The securities market regulator SEBI has proposed relaxed norms for its separate platform to allow startups to list in the country. It has called for a much lower lock-in period for shares held by promoters and other investors compared with conventional three-year period, restricted the platform to tech companies and said this would be only open to investors with larger investment appetite.
SEBI has proposed that the new platform for raising money within the country will be initially made applicable to companies which are in the area of software product development and e-commerce. However, it kept a window open by adding that it can also include new-age companies having innovative business models.
The market regulator said it would be akin to a modified institutional trading platform with capital raising allowed with certain modifications in the current regulatory framework that may include relaxation on restriction of fundraising, minimum investment from certain category of investors, etc.
It would allow two categories of investors—qualified institutional buyers (QIB) and non-institutional investors (NII). SEBI has proposed that family trusts may also be allowed to apply under the QIB category.
Indeed, family offices, which manage private investible corpus of business houses, have been an active source of venture capital money and this shall provide a channel for them to participate in startups even as they go public in the new platform. But on the flip side, SEBI has added a rider that such family trusts would need to register themselves under its AIF norms.
Allotment to QIBs may be on a discretionary basis whereas to NIIs it shall be on proportionate basis. Allocation between the two categories shall be in the ratio of 75 per cent and 25 per cent, respectively. SEBI has added that any under subscription in NII category shall be available to QIB category and QIB shall be allotted more than 5 per cent of the issue size.
The minimum application size in case of such issues shall be Rs 10 lakh and the minimum number of allottees in such issues shall be 500.

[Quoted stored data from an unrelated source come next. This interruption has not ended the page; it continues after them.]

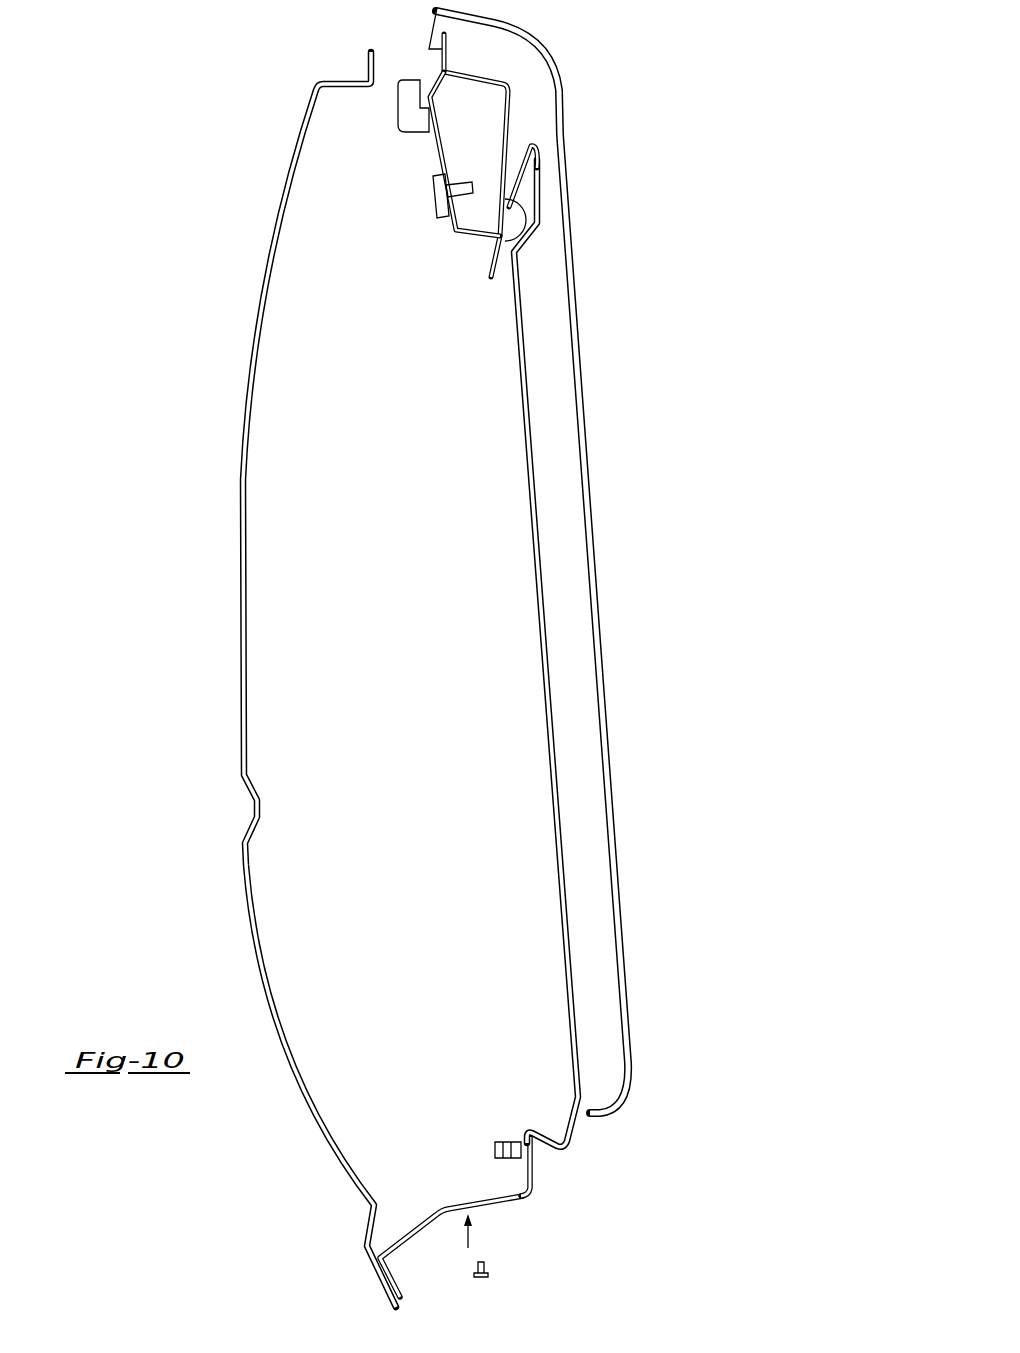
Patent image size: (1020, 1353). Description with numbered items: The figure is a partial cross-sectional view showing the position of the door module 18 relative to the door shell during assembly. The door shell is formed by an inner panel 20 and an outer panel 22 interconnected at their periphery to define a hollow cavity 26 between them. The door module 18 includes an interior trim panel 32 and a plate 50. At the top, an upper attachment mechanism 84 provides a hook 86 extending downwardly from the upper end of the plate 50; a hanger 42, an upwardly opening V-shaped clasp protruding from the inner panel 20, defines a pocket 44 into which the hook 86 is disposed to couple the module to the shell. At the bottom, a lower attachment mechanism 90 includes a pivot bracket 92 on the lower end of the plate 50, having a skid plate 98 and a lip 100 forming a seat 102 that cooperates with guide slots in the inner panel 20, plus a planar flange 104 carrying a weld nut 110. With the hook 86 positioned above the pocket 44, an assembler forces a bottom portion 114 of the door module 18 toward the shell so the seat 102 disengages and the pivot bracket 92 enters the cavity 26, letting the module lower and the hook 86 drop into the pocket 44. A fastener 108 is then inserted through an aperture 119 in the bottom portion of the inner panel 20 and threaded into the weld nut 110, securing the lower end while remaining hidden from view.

The door module 18 is at (590, 95).
The inner panel 20 is at (416, 1240).
The outer panel 22 is at (242, 594).
The hollow cavity 26 is at (328, 940).
The interior trim panel 32 is at (570, 309).
The hanger 42 is at (490, 238).
The pocket 44 is at (519, 176).
The plate 50 is at (537, 584).
The upper attachment mechanism 84 is at (522, 124).
The hook 86 is at (527, 143).
The lower attachment mechanism 90 is at (456, 1147).
The pivot bracket 92 is at (546, 1120).
The skid plate 98 is at (590, 1142).
The lip 100 is at (522, 1128).
The seat 102 is at (534, 1150).
The flange 104 is at (493, 1162).
The fastener 108 is at (488, 1263).
The weld nut 110 is at (497, 1140).
The bottom portion 114 is at (645, 988).
The aperture 119 is at (462, 1207).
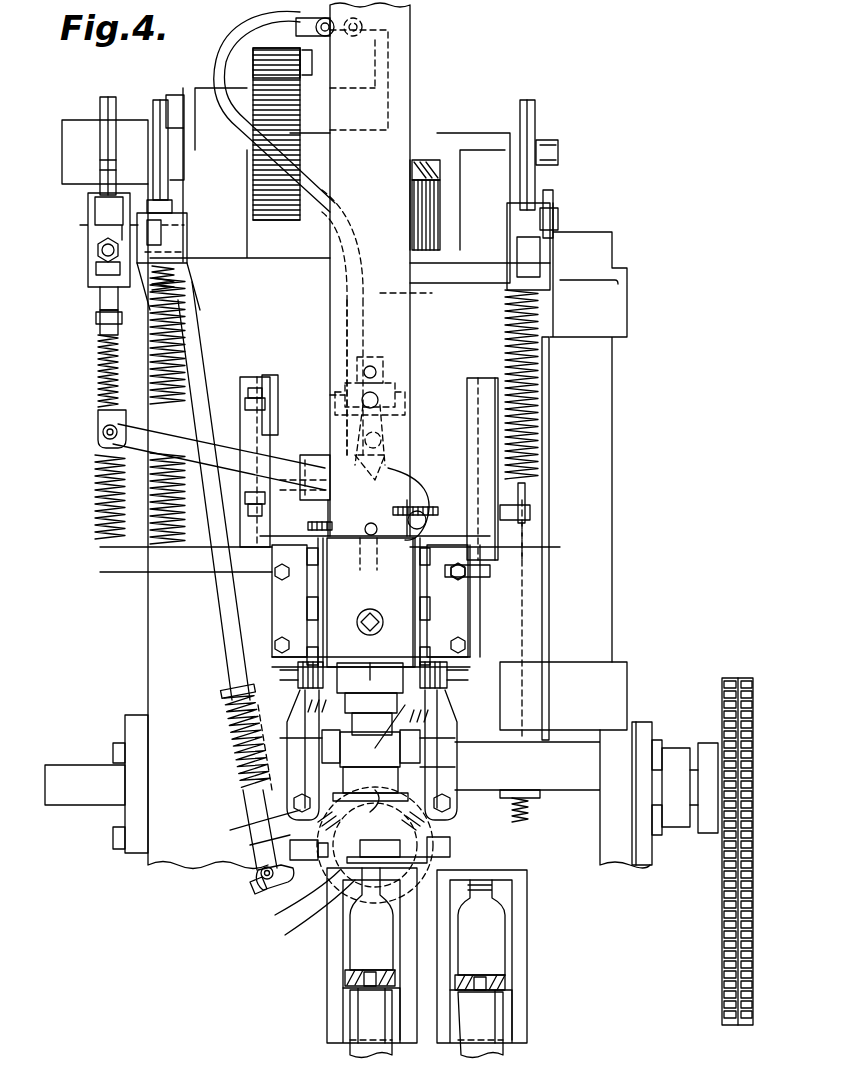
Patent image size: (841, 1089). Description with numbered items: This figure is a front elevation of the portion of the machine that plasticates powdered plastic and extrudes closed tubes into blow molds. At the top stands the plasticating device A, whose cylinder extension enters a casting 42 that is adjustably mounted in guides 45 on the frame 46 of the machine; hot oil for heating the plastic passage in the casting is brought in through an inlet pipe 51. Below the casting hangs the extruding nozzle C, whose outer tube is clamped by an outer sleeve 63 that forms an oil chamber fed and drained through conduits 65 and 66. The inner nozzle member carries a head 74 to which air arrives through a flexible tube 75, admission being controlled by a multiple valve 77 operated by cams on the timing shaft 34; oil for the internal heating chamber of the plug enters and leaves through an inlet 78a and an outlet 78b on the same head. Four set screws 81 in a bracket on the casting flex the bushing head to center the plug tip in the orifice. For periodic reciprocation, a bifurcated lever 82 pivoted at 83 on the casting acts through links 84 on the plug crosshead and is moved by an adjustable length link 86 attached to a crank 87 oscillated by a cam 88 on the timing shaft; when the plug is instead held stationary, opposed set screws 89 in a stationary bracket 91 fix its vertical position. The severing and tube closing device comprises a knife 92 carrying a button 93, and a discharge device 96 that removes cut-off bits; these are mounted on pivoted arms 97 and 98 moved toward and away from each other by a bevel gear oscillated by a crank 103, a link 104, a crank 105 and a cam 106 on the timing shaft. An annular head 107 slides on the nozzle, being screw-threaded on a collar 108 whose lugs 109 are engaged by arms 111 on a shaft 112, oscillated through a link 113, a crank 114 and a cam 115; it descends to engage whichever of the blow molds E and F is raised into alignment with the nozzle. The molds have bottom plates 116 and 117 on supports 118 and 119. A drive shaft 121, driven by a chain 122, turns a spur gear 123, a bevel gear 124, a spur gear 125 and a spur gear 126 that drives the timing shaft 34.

The plasticating device A is at (375, 35).
The extruding nozzle C is at (395, 829).
The blow mold E is at (319, 966).
The blow mold F is at (536, 921).
The timing shaft 34 is at (174, 96).
The casting 42 is at (455, 595).
The guides 45 is at (272, 380).
The frame 46 is at (326, 310).
The inlet pipe 51 is at (478, 555).
The outer sleeve 63 is at (370, 699).
The conduit 65 is at (298, 676).
The conduit 66 is at (447, 676).
The head 74 is at (378, 375).
The flexible tube 75 is at (258, 45).
The multiple valve 77 is at (370, 15).
The inlet 78a is at (340, 395).
The outlet 78b is at (400, 385).
The set screws 81 is at (420, 495).
The bifurcated lever 82 is at (292, 445).
The pivot 83 is at (427, 520).
The links 84 is at (382, 435).
The adjustable length link 86 is at (102, 330).
The crank 87 is at (95, 268).
The cam 88 is at (104, 100).
The set screws 89 is at (256, 390).
The stationary bracket 91 is at (248, 420).
The knife 92 is at (286, 898).
The button 93 is at (306, 914).
The discharge device 96 is at (430, 865).
The pivoted arm 97 is at (250, 842).
The pivoted arm 98 is at (452, 848).
The crank 103 is at (255, 900).
The link 104 is at (216, 585).
The crank 105 is at (178, 222).
The cam 106 is at (158, 110).
The annular head 107 is at (369, 789).
The collar 108 is at (405, 716).
The lugs 109 is at (330, 748).
The arms 111 is at (364, 702).
The shaft 112 is at (566, 760).
The link 113 is at (549, 590).
The crank 114 is at (548, 215).
The cam 115 is at (540, 118).
The bottom plate 116 is at (350, 980).
The bottom plate 117 is at (505, 982).
The support 118 is at (360, 1018).
The support 119 is at (495, 1018).
The drive shaft 121 is at (695, 748).
The chain 122 is at (732, 678).
The spur gear 123 is at (412, 210).
The bevel gear 124 is at (428, 195).
The spur gear 125 is at (260, 50).
The spur gear 126 is at (276, 225).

SEBI said the startups using the proposed alternative capital raising platform shall be listed on it for a period of at least one year, post which they can migrate to main board subject to compliance with eligibility requirements.

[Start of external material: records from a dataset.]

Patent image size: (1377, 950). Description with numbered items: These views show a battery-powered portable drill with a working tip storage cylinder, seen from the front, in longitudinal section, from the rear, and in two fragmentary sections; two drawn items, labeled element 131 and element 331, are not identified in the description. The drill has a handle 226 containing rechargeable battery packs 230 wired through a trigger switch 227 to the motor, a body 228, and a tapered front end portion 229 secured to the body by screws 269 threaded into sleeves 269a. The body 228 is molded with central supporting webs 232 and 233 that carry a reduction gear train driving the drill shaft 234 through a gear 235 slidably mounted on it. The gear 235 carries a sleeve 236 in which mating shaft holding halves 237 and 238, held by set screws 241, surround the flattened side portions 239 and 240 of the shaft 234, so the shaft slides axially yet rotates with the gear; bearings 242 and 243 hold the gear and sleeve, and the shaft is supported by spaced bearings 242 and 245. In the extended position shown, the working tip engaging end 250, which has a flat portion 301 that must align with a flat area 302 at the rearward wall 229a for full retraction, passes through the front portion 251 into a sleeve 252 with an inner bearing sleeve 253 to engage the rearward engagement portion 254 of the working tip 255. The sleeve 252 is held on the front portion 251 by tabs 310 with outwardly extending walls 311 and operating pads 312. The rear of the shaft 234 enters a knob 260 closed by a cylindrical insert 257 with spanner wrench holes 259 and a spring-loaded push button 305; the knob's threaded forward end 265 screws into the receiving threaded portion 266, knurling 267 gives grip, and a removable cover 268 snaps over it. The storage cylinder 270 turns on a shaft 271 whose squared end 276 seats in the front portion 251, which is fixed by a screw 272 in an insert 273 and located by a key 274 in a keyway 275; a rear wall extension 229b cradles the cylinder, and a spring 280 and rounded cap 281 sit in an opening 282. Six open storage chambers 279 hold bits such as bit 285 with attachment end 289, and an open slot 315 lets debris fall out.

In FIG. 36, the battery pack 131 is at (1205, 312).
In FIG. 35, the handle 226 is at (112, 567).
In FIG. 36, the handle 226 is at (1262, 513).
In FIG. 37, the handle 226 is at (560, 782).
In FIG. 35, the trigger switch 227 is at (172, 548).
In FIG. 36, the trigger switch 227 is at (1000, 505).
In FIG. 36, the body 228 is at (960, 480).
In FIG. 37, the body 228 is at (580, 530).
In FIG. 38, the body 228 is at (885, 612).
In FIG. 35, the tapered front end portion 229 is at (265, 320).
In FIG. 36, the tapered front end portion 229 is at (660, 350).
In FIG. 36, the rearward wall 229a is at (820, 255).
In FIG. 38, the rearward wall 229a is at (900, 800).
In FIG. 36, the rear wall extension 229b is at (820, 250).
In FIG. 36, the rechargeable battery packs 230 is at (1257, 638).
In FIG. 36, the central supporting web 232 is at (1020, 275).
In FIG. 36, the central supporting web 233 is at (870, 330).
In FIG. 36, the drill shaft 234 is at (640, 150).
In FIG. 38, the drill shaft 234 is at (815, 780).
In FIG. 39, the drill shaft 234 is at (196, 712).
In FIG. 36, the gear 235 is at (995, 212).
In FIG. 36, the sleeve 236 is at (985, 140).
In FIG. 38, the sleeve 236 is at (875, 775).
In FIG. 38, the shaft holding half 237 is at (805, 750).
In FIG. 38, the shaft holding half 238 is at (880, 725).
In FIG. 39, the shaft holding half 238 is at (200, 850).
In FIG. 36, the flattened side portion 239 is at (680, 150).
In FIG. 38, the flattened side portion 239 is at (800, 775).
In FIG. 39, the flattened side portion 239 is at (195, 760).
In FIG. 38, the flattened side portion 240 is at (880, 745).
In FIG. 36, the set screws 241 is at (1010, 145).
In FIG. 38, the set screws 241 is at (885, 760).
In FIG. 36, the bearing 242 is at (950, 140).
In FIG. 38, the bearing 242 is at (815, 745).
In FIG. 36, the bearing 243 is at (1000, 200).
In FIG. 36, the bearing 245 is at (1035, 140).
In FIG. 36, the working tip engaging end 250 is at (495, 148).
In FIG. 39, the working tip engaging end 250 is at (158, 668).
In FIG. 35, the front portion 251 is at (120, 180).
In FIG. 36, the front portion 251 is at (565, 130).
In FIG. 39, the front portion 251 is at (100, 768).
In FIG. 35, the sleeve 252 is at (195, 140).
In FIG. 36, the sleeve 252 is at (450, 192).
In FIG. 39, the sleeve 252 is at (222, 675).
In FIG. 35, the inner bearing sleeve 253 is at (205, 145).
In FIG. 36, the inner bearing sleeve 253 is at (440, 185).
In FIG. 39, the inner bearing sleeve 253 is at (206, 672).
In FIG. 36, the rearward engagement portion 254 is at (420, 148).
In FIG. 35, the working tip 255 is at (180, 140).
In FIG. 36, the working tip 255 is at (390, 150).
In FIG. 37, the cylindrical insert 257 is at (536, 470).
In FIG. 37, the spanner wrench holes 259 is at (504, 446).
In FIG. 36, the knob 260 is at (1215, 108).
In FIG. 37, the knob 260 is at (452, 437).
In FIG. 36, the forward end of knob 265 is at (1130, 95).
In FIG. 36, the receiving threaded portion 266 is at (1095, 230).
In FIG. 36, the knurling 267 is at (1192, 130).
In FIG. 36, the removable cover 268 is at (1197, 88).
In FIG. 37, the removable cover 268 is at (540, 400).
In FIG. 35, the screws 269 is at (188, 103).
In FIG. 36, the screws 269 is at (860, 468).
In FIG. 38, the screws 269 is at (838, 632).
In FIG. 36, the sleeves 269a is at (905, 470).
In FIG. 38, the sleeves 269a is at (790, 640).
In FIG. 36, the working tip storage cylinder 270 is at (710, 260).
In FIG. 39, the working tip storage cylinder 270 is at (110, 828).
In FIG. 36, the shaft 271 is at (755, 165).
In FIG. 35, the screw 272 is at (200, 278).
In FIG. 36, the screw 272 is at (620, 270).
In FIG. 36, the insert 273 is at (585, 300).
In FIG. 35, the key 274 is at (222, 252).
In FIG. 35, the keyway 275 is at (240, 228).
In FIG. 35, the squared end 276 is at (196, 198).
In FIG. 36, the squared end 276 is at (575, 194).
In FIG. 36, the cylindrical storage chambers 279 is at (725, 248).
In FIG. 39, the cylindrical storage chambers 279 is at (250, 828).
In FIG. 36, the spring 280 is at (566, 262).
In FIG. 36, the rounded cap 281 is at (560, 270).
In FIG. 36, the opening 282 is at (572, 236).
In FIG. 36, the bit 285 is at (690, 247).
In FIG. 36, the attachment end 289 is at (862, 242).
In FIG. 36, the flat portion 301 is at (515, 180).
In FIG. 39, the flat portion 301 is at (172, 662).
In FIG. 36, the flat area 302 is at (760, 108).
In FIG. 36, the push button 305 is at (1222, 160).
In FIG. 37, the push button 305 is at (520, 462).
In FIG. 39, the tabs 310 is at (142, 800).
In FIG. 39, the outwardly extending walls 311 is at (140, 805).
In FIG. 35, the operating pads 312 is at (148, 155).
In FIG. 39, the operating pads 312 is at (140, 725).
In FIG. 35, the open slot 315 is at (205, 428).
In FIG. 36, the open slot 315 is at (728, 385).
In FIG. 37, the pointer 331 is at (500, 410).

Another important relaxation would be in the share lock-in period. Currently for firms listing on the main bourses, promoters have a three-year lock-in up to a minimum threshold and beyond that a one-year lock-in. For other shareholders, the lock-in is one year. SEBI has proposed to have a uniform six-month share lock-in post issue for those listing in the platform.

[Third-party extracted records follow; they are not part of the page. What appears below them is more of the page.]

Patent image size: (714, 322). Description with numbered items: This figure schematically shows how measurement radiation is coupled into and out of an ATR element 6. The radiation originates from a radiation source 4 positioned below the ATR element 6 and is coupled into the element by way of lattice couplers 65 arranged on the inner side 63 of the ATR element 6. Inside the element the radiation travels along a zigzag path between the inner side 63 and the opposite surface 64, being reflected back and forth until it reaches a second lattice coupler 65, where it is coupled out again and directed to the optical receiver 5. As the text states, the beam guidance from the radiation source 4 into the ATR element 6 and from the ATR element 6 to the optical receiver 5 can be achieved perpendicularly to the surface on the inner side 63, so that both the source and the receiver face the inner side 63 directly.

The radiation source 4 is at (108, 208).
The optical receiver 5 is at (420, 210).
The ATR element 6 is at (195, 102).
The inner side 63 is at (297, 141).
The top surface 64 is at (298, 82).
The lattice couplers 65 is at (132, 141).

The minimum trading lot on the said platform shall be of Rs 5 lakh while the minimum initial investment shall be Rs 10 lakh, thereby restricting it to larger investors to take into account the higher risk factors.
However, to provide for a route for sale of shares converted from employee stock options, it said the threshold limit on trading lot may be lowered for sale of shares by the employees.
Moreover, for venture capital and private equity firms which are required under the SEBI (Alternative Investment Funds) Regulations, 2012 to invest a certain minimum amount in unlisted securities, investment in shares of companies listed on this platform may be treated as investment in ‘unlisted securities’ for the purpose of calculation of the investment limits.
SEBI said the platform would be restricted to firms in the knowledge-based technology sector, where no person (individually or collectively with persons acting in concert) holds 25 per cent or more of the pre-issue share capital. This could prove critical and a dampener as usually startup co-founders own over 25 per cent each with most owning a majority stake.
SEBI has asked for public comments on its proposals by April 20.